Que faire, alors que le dialogue paraît de plus en plus difficile et que le règlement de Dublin, qui avait été mis en place pour éviter une inégalité entre les pays (1), est remis en cause ?

H.R. : J’aimerais bien que la France et l’Allemagne progressent ensemble pour donner la direction. Il faut se chercher des alliés et ensuite agrandir le cercle. Il y a des pays desservis par leur position géographique, il faut trouver une autre solution que celle du règlement de Dublin, qu’on ne peut plus appliquer à notre époque, pour compenser ce handicap géographique. Si la France et l’Allemagne s’entendent, elles peuvent se positionner comme moteur.

D.C. : La montée du populisme en Italie, c’est la faute de l’Europe car on l’a laissée se débrouiller. C’est le bal des faux-culs : on dit à l’Italie qu’on va l’aider et on lui renvoie les «dublinés» ! Il faut maintenant raconter une autre histoire, et, plutôt que de claquer des milliards dans Frontex [l’agence européenne chargée de protéger les frontières, ndlr], prendre cet argent pour organiser l’accueil.

 

A l’approche des élections européennes, est-ce que l’immigration est au cœur des débats chez vous ?

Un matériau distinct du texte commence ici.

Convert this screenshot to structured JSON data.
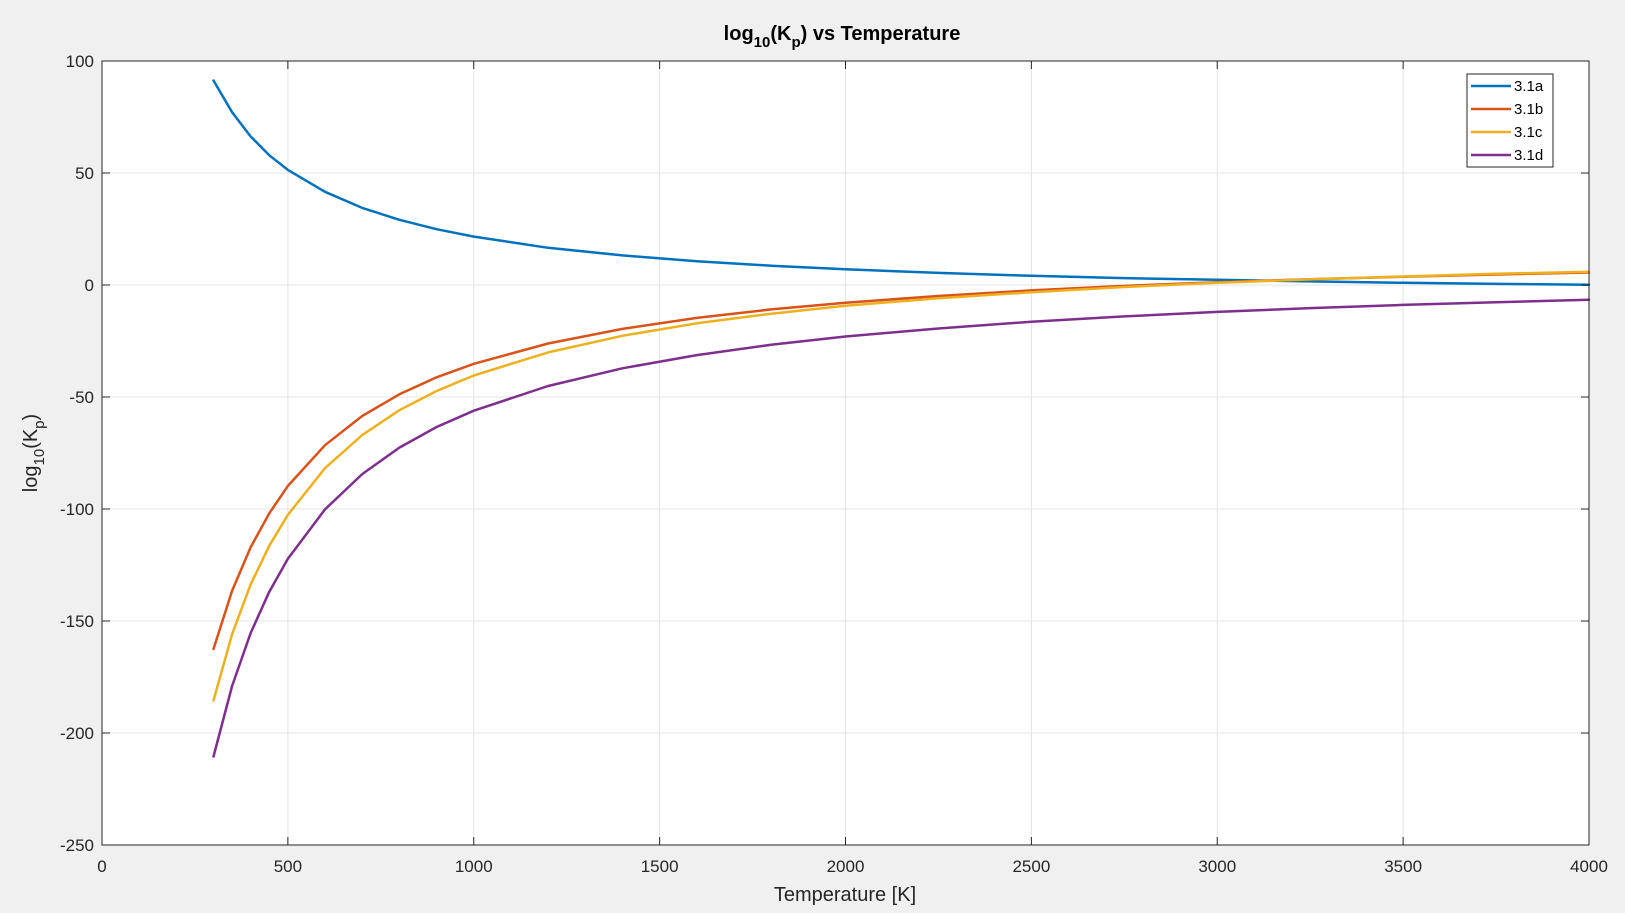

H.R. : Non, à peine. Le mouvement migratoire n’a pas provoqué de réelle percée de l’extrême droite ou du populisme. C’est aux politiques d’expliquer aux citoyens que le changement démographique en Europe ne peut être compensé sans les migrants. Ceux qui haussent le ton ne proposent rien.

D.C. : J’ai une ville qui connaît une grande difficulté sociale. J’ai 28 % de chômage, 33 % des foyers en dessous du seuil de pauvreté. Si vous regardez la carte des résultats dans le Nord au premier tour de l’élection présidentielle, Marine Le Pen est en tête dans toutes les communes du littoral sauf la mienne. Et pendant ce temps, j’ai 1 400 réfugiés. Ce qui veut dire que ça marche quand on crée des liens entre accueillants et accueillis… La majorité silencieuse est plutôt accueillante en France. Quant au vote FN, il n’est pas que raciste, il est aussi un ras-le-bol d’être exclu, de ne pas comprendre une Europe dont ils ont l’impression qu’elle impose beaucoup. Il faut changer le quotidien des gens, ça passe par exemple par le smic européen. C’est une question de choix politique.

(1) Le règlement de Dublin prévoit que la demande d’asile soit instruite par le premier pays par lequel une personne est entrée dans l’Union européenne. Si elle se rend dans un deuxième pays, celui-ci a six à dix-huit mois pour la renvoyer vers le premier pays avant de devenir le pays responsable de l’instruction de sa demande.